However, the Brigade received harsh treatment from the Central Asian local elites, who considered themselves the leaders of the  local populations. An intense power struggle was unleashed between the Tatar incomers and the native Bukhari elites within the first half year of the Red Army’s arrival. In April 1921, the Brigade minister Yusuf Ibrahimov was dismissed from the post, when his Bukhari colleagues denounced him for promoting a “Russification” policy. Naganawa quoted Khakimov’s own nuanced analysis of the predicament that he and his fellow Tatars found themselves in:

Muslim agents have more influence upon local mass, something that Russian agents cannot achieve due to their unfamiliarity of language and particularity of the Muslim custom. That is why the Bukhari government is less apprehensive of the Russian agent’s influence but takes heed of the Muslim agents — particular the Tatars, the most civilized revolutionary elements among Muslims — in order to remove undesirable revolutionary elements.
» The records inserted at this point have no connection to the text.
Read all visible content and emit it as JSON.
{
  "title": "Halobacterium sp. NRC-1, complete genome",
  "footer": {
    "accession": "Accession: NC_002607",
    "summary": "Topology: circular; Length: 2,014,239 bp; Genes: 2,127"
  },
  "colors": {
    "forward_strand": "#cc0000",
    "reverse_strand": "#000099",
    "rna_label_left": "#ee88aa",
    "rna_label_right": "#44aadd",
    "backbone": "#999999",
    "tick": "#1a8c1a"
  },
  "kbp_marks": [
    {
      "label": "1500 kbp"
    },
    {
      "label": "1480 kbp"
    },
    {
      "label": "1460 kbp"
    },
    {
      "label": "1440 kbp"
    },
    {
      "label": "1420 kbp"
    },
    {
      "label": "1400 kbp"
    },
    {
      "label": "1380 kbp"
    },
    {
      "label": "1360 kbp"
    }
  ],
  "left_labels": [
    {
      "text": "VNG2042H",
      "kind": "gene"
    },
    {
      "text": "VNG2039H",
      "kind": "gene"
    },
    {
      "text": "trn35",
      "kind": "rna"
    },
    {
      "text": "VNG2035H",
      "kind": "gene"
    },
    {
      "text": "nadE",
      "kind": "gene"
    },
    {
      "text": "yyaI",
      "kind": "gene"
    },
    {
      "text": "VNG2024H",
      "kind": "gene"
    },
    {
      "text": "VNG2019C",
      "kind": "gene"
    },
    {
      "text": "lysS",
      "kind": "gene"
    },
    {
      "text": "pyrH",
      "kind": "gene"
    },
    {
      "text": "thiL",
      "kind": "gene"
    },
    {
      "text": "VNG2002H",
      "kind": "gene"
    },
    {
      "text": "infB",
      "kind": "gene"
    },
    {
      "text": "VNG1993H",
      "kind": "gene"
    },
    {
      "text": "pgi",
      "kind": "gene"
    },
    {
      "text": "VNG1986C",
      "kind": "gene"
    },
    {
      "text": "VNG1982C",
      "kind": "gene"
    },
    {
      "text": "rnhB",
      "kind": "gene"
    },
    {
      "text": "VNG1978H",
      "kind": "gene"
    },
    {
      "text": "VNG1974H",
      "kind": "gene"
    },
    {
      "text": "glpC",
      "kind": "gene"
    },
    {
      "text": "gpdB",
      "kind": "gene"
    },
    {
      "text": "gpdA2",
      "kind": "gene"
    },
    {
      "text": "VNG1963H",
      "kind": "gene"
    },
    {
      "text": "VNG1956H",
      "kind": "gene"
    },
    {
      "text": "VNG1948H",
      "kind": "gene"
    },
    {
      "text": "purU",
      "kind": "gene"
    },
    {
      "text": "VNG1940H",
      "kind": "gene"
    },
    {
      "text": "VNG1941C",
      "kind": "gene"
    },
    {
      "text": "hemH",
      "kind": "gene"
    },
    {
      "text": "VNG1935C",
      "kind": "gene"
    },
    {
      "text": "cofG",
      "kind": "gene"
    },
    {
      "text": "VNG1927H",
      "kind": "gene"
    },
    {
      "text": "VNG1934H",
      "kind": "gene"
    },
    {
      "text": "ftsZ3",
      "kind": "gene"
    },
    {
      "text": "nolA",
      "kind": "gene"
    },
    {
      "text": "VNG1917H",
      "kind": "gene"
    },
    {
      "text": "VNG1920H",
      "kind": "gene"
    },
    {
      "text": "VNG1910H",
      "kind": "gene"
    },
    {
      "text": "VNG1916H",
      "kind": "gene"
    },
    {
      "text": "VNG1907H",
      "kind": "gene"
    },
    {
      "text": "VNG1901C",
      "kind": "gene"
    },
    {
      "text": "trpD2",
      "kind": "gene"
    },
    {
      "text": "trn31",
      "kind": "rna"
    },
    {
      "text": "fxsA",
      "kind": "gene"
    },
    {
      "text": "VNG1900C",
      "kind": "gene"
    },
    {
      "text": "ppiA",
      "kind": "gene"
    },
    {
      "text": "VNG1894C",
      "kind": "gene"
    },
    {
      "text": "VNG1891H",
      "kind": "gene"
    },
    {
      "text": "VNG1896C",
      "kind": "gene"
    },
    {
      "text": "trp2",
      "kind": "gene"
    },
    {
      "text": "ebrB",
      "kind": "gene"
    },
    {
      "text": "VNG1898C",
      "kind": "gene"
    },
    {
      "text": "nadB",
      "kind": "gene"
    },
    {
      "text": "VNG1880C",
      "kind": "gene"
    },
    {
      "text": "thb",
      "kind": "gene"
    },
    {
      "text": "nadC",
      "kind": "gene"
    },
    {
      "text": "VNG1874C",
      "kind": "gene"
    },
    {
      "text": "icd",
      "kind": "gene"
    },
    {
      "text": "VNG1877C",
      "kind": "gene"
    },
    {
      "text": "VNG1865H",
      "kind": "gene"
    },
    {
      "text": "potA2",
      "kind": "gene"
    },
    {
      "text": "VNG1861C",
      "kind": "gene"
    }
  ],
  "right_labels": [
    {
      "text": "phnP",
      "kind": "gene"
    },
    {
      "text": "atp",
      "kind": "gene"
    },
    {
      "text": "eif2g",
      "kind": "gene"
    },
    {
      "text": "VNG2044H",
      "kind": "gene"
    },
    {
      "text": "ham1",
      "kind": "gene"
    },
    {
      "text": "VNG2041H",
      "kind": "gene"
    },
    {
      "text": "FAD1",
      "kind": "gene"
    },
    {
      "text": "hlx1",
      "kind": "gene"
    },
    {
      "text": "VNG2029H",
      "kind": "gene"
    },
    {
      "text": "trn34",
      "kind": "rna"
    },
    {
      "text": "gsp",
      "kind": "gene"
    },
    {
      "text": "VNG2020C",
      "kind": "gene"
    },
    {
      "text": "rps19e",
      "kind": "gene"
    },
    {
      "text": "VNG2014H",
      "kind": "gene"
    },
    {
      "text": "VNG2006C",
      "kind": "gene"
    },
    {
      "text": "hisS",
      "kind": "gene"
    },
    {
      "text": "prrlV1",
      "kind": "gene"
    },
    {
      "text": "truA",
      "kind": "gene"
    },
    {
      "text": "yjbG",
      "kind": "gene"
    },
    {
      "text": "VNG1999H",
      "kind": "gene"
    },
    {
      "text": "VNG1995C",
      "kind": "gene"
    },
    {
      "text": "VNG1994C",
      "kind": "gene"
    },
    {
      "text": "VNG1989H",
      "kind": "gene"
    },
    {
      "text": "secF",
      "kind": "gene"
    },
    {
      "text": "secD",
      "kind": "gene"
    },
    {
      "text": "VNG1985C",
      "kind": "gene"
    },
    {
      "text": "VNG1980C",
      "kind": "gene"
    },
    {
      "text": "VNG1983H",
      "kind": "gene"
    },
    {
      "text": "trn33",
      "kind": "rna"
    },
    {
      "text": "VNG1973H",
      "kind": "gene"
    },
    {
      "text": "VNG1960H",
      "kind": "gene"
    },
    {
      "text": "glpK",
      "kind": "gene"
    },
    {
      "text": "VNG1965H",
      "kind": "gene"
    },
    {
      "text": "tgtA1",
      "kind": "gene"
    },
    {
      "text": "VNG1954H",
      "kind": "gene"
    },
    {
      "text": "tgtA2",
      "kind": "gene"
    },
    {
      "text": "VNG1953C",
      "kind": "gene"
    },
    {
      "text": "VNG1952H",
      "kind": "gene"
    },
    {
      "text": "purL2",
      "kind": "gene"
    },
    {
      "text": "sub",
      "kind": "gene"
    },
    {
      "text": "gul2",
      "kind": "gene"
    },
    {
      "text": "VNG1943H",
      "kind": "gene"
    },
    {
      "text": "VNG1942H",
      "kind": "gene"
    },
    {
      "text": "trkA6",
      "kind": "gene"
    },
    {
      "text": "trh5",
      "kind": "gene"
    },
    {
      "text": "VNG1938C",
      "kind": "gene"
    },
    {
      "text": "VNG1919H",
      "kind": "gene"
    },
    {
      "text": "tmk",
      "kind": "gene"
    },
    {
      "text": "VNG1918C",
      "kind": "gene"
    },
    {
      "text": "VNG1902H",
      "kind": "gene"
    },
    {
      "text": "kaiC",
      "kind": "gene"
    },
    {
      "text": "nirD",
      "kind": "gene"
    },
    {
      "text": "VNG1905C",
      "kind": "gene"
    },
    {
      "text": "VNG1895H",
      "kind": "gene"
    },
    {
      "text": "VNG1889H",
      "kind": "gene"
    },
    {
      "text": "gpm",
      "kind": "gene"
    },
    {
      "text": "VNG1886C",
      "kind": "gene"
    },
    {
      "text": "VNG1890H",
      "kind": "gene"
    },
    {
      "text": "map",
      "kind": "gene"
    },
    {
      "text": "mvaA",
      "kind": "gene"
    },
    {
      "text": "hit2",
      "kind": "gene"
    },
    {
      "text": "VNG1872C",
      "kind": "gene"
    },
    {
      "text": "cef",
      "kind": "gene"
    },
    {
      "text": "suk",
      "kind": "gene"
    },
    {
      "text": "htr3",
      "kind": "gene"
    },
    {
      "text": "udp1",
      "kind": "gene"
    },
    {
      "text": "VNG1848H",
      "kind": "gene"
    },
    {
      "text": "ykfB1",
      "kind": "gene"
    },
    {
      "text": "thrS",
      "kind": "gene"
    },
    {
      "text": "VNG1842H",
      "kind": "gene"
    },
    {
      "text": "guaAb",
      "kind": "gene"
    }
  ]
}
Mainly the Tatars…

Naganawa added that these circumstantial difficulties and the intricately ambivalent sentiments the Tatars faced as Soviet Muslim intermediaries were largely absent in the existing scholarship of revolutionary Central Asia. “The role of the Tatars [in this period] should be clarified in its own right,” said Naganawa.

In the restof the lecture, Naganawa recounted Khakimov’s journeys to Iran and the Red Sea and elaborated on the trade relations and political economy, both under British imperialist rule in the Middle East and under Lenin’s New Economic Policy. Naganawa ended the lecture by reading a diary entry about Khakimov, after the latter’s purge in 1938, once again adding new dimensions of complexity to both the Tatar leader and diplomat’s persona and to what the revolutionary era meant to the Soviet minority cadres like him.

During the Q&A session, questions about religiosity, the transportation infrastructure for trades, and lessons for today’s Russian diplomacy in the Middle East were brought up. Naganawa provided summaries of the interethnic integration and religious life within the Red Army.